Dauvergne Jerome E, Boissier Elodie, Rozec Bertrand, Lakhal Karim, Muller Damien
Nantes Université, CHU Nantes, INSERM, Service d'anesthésie-réanimation, Hôpital Laënnec, CIC 1413, Nantes, F-44000, France.
Nantes Université, CHU Nantes, CNRS, INSERM, l'Institut du Thorax, Nantes, F-44000, France.
J Clin Monit Comput. 2025 Jun;39(3):607-612. doi: 10.1007/s10877-024-01252-0. Epub 2024 Dec 12.
After blood sampling from an arterial catheter, the reinjection of the clearing fluid (a mixture of saline solution and blood) is proposed to limit blood loss. However, reinjecting clots may cause embolic complications. The primary objective was to assess fibrinogen consumption in the clearing fluid as an indicator of clot formation over time. Additionally, we searched for macroscopic clots, evaluated changes in prothrombin time, factors II and V. In this prospective observational pilot study, we enrolled adult patients in an intensive care unit with a radial artery catheter who required measurements of hemostasis parameters. We used a locally developed closed blood sampling system. Hemostasis parameters were measured in patients' pure blood (reference) and in the clearing fluid, at 2, 3, and 5 min after the complete filling of the reservoir. Thirty patients were included and 120 samples were analyzed. Fibrinogen levels decreased over time: median [interquartile range (IQR)] of 4.3 [IQR:3.1;5.9] as reference level, 3.6 [IQR:2.7;4.7] at 2 min (p < 0.001), 3.4 [IQR:2.1;4.3] at 3 min (p < 0.001) and 3.0 [IQR:1.7;4.1] g/L at 5 min (p < 0.001).
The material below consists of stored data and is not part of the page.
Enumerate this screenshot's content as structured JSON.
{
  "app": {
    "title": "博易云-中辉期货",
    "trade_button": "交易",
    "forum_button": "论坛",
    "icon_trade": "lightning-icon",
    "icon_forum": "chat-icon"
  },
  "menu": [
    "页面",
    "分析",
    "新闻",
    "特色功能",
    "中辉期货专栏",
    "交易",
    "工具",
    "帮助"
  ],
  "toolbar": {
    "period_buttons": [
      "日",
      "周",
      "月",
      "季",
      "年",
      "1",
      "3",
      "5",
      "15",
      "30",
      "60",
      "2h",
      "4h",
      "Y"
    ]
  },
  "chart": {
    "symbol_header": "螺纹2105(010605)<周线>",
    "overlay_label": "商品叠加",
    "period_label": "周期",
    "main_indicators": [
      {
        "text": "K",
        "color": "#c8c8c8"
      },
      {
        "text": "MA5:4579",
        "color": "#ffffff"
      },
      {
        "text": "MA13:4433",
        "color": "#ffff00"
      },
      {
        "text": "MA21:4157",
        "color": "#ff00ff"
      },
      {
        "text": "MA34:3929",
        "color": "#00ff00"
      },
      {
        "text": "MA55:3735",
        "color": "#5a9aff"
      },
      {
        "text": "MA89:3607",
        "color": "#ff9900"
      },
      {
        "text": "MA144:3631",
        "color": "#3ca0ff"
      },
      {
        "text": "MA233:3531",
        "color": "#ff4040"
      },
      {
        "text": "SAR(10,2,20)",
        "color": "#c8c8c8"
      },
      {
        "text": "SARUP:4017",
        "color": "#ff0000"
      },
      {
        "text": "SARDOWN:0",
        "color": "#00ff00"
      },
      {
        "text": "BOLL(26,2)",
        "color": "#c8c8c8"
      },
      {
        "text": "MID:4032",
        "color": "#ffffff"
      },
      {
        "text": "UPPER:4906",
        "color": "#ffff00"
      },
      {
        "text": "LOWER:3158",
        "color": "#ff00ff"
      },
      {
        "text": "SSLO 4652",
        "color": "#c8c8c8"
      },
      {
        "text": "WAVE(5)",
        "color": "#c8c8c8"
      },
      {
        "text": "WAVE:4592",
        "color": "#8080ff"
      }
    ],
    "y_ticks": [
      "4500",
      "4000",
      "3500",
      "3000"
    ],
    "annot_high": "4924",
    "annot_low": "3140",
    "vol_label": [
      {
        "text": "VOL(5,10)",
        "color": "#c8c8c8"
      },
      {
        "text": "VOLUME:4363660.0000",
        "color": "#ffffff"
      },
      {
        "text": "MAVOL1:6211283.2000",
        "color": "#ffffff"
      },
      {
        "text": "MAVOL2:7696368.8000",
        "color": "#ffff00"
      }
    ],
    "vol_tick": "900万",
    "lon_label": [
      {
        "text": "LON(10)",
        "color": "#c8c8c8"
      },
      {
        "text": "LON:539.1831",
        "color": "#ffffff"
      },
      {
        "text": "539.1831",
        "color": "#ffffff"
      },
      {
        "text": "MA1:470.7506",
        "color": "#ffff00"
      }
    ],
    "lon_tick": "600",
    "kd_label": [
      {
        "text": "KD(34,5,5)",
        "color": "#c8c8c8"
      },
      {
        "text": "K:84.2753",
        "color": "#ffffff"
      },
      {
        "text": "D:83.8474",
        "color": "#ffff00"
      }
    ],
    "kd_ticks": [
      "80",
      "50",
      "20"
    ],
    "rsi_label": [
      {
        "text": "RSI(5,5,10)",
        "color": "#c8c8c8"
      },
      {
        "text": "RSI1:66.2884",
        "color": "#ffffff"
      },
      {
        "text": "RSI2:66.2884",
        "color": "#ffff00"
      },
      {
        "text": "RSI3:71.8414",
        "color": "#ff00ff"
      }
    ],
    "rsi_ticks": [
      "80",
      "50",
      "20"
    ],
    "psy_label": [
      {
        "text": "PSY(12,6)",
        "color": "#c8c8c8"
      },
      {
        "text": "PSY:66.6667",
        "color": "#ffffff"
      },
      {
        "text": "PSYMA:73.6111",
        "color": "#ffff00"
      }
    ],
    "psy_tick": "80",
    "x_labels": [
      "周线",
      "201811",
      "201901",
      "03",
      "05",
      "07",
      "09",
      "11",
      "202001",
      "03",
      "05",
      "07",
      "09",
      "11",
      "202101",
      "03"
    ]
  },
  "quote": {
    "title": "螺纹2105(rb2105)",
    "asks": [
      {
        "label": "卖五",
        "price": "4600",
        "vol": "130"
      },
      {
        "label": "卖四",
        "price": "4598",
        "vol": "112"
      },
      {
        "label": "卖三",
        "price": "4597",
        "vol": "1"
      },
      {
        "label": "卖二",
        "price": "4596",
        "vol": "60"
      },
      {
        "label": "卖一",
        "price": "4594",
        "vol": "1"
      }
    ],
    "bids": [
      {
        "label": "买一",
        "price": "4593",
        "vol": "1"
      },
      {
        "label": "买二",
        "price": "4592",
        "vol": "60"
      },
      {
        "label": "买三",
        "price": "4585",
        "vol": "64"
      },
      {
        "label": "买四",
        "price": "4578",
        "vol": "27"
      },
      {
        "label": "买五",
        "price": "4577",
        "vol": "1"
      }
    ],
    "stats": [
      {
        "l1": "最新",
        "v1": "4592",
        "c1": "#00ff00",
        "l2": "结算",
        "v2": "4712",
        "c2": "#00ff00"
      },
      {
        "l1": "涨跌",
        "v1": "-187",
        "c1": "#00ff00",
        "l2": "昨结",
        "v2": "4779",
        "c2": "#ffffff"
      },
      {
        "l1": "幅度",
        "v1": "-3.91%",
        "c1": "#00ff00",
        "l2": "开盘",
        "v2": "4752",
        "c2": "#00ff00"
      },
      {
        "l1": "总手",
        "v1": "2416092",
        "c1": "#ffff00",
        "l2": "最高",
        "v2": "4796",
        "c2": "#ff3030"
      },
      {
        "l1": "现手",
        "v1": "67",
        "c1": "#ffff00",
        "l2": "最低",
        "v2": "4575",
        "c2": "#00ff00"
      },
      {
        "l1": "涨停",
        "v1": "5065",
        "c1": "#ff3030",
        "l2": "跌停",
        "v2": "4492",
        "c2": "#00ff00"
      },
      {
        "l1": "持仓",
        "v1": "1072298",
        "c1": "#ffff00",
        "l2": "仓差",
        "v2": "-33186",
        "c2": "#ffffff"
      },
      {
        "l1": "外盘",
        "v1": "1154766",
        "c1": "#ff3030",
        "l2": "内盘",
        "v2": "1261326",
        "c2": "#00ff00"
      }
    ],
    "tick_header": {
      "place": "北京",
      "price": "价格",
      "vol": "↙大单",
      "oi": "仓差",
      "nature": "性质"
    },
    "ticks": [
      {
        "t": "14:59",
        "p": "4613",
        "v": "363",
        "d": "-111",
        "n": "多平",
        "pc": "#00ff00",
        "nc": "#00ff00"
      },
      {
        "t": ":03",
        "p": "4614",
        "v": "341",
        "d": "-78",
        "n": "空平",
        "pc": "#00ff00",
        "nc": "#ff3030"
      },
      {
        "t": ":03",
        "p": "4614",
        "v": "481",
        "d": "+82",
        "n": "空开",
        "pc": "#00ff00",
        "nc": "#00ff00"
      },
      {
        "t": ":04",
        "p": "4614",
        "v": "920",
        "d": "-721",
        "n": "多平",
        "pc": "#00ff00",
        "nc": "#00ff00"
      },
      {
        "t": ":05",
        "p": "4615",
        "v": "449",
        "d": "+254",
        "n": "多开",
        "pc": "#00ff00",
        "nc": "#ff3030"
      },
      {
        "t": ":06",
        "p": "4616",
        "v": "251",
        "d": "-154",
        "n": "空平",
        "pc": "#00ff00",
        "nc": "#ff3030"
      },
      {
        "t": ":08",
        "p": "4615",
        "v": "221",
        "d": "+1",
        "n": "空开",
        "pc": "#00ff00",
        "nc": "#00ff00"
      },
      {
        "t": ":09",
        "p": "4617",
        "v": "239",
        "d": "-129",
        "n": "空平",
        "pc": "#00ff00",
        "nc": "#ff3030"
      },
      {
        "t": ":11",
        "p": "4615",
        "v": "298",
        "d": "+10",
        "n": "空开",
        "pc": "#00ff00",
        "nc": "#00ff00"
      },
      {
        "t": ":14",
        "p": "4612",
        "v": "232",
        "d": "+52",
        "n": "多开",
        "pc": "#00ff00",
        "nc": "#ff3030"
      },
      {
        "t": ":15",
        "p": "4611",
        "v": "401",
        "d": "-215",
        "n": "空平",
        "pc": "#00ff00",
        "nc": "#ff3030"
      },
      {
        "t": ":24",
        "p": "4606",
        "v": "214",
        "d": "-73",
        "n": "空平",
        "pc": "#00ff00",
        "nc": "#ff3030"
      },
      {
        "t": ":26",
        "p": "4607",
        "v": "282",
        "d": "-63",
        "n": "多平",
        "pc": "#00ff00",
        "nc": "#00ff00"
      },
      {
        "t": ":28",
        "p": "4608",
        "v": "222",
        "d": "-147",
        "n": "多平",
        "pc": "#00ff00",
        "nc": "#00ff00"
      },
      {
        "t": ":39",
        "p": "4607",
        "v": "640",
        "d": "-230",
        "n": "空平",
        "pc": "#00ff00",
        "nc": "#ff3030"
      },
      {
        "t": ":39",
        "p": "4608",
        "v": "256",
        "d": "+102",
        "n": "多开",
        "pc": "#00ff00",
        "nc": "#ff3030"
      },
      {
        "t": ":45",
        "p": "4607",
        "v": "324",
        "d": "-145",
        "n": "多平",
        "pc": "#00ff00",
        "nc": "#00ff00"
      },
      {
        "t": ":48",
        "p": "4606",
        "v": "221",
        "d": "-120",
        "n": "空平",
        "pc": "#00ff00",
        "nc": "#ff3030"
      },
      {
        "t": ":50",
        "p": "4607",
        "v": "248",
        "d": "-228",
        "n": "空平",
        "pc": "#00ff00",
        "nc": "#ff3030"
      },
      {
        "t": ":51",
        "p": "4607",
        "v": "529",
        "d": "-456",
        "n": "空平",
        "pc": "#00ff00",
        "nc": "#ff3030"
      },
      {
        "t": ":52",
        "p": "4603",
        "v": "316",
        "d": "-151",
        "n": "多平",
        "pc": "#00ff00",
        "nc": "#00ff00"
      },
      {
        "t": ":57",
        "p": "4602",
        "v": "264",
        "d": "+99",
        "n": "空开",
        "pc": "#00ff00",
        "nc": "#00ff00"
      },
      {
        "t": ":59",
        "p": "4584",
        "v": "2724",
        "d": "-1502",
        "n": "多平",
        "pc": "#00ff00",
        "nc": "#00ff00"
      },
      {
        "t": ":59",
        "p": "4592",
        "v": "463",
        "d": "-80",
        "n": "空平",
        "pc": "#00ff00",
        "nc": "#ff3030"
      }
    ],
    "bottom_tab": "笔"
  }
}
No clot was macroscopically detected in any samples. An antiplatelet agent was administered in 11 (37%) patients. Unfractionated heparin anti-Xa activity was higher than 0.10 UI/ml in 17 (57%). Although no macroscopic clots were observed in the clearing fluid, its coagulation factors decreased over the 5 min following reservoir filling, indicating potential initiation of clot formation. Our findings stress the need for further studies assessing the safety of reinjecting clearing fluid as part of patient blood management.
在从动脉导管采集血液样本后,建议回注清除液(盐水溶液和血液的混合物)以限制失血。然而,回注凝块可能会导致栓塞并发症。主要目的是评估清除液中纤维蛋白原的消耗情况,以此作为随时间推移凝块形成的指标。此外,我们还查找了肉眼可见的凝块,评估了凝血酶原时间、凝血因子II和V的变化。在这项前瞻性观察性试点研究中,我们纳入了重症监护病房中需要测量止血参数且带有桡动脉导管的成年患者。我们使用了本地研发的封闭式血液采样系统。在储液器完全充满后的2分钟、3分钟和5分钟,对患者的纯血(对照)和清除液中的止血参数进行了测量。共纳入30例患者,分析了120份样本。纤维蛋白原水平随时间下降:作为对照水平,中位数[四分位间距(IQR)]为4.3[IQR:3.1;5.9]g/L,2分钟时为3.6[IQR:2.7;4.7]g/L(p<0.001),3分钟时为3.4[IQR:2.1;4.3]g/L(p<0.001),5分钟时为3.0[IQR:1.7;4.1]g/L(p<0.001)。在任何样本中均未肉眼检测到凝块。11例(37%)患者使用了抗血小板药物。17例(57%)患者的普通肝素抗Xa活性高于0.10 UI/ml。尽管在清除液中未观察到肉眼可见的凝块,但其凝血因子在储液器充满后的5分钟内有所下降,表明可能开始形成凝块。我们的研究结果强调需要进一步开展研究,以评估作为患者血液管理一部分回注清除液的安全性。